Leonsis: Wizards, Capitals Arena Will Have Sportsbook Inside
USA Today Sports. Pictured: Ted Leonsis.
- Washington Wizards/Capitals owner Ted Leonsis said on Wednesday that Capital One Arena will have an active sportsbook inside once Washington, D.C. officially legalized sports betting.
- Back in December, the D.C. city council voted to to pass a bill that will legalize sports betting in the district.
Ted Leonsis, owner of the Washington Wizards, Capitals and revealed on Wednesday that he has intentions of putting a sportsbook inside the Capital One Arena, where the teams play.
If it happens, and nothing comes before it, it would be the first of its kind in the U.S.
Monumental Sports & Entertainment, which Leonsis owns, announced earlier this month that it had bought The Greene Turtle sports bar out of its lease three years early. The Greene Turtle technically isn’t inside the arena. It’s on the bottom floor of the building that houses the arena.

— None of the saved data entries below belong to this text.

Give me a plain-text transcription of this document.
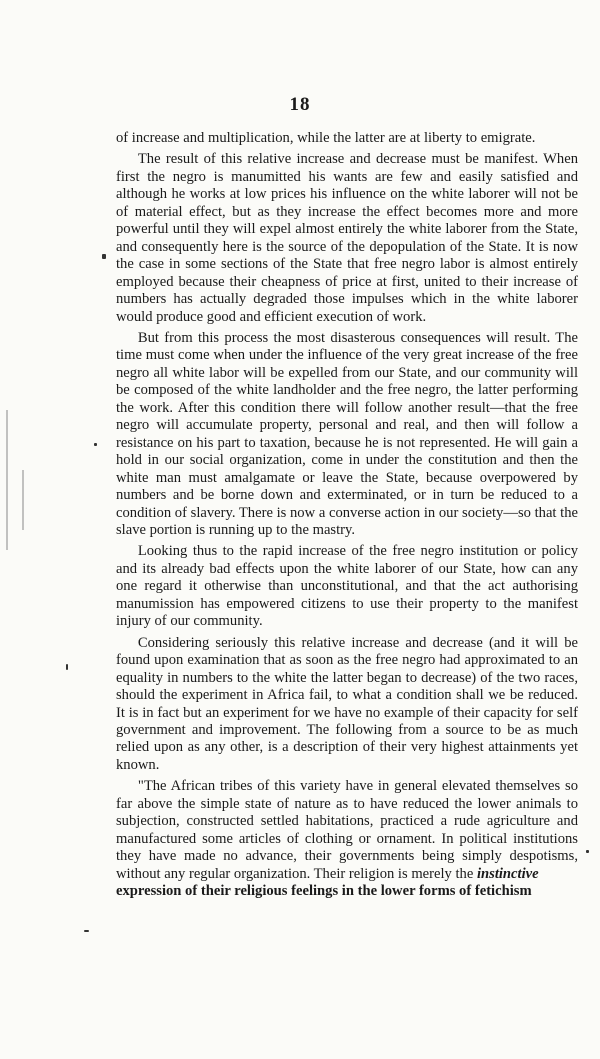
18

of increase and multiplication, while the latter are at liberty to emigrate.

The result of this relative increase and decrease must be manifest. When first the negro is manumitted his wants are few and easily satisfied and although he works at low prices his influence on the white laborer will not be of material effect, but as they increase the effect becomes more and more powerful until they will expel almost entirely the white laborer from the State, and consequently here is the source of the depopulation of the State. It is now the case in some sections of the State that free negro labor is almost entirely employed because their cheapness of price at first, united to their increase of numbers has actually degraded those impulses which in the white laborer would produce good and efficient execution of work.

But from this process the most disasterous consequences will result. The time must come when under the influence of the very great increase of the free negro all white labor will be expelled from our State, and our community will be composed of the white landholder and the free negro, the latter performing the work. After this condition there will follow another result—that the free negro will accumulate property, personal and real, and then will follow a resistance on his part to taxation, because he is not represented. He will gain a hold in our social organization, come in under the constitution and then the white man must amalgamate or leave the State, because overpowered by numbers and be borne down and exterminated, or in turn be reduced to a condition of slavery. There is now a converse action in our society—so that the slave portion is running up to the mastry.

Looking thus to the rapid increase of the free negro institution or policy and its already bad effects upon the white laborer of our State, how can any one regard it otherwise than unconstitutional, and that the act authorising manumission has empowered citizens to use their property to the manifest injury of our community.

Considering seriously this relative increase and decrease (and it will be found upon examination that as soon as the free negro had approximated to an equality in numbers to the white the latter began to decrease) of the two races, should the experiment in Africa fail, to what a condition shall we be reduced. It is in fact but an experiment for we have no example of their capacity for self government and improvement. The following from a source to be as much relied upon as any other, is a description of their very highest attainments yet known.

"The African tribes of this variety have in general elevated themselves so far above the simple state of nature as to have reduced the lower animals to subjection, constructed settled habitations, practiced a rude agriculture and manufactured some articles of clothing or ornament. In political institutions they have made no advance, their governments being simply despotisms, without any regular organization. Their religion is merely the instinctive

expression of their religious feelings in the lower forms of fetichism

While it's been speculated that Leonsis was going to go through with a sportsbook, Wednesday was the first time he confirmed it publicly.
“There will be a sportsbook inside the building accessible from the outside and depending on the league and depending on the event, it might be accessible from the inside as well,” said Leonsis, after appearing on a panel at the American Gaming Association’s Sports Betting Executive Summit in Maryland.
While gamblers in New Jersey and Nevada can place bets inside pro sports venues with mobile apps, Leonsis envisions and brick-and-mortar operation with a partner to create the distance necessary to maintain integrity.
“I don’t think people are going to come to us and say, ‘The guy missed a 3-point shot, I didn’t cover the spread,’” Leonsis said.
“We need to find a partner that says, ‘Yes, that’s what we want to do too and not just want to do the cookie cutter and do what has always been done.'”
Leonsis, who has gambling investment in many companies that include SportRadar, WinView and DraftKings, said he is very aware that what is done here will be seen as a testing ground for what is to come.
“You can’t hide your head in the sand,” said Leonsis, speaking of the responsibility to destigmatize gambling. “When we were building chat rooms and instant messaging (at AOL), we never thought they a foreign government would be able to try to influence an election.”
Washington D.C.’s city council approved sports betting last year, which included granting a license at Capital One to allow for a brick-and-mortar operation. The city council awarded Intralot, which runs the D.C. Lottery, with the sole right to run a mobile app, a measure Leonsis and others have strongly opposed.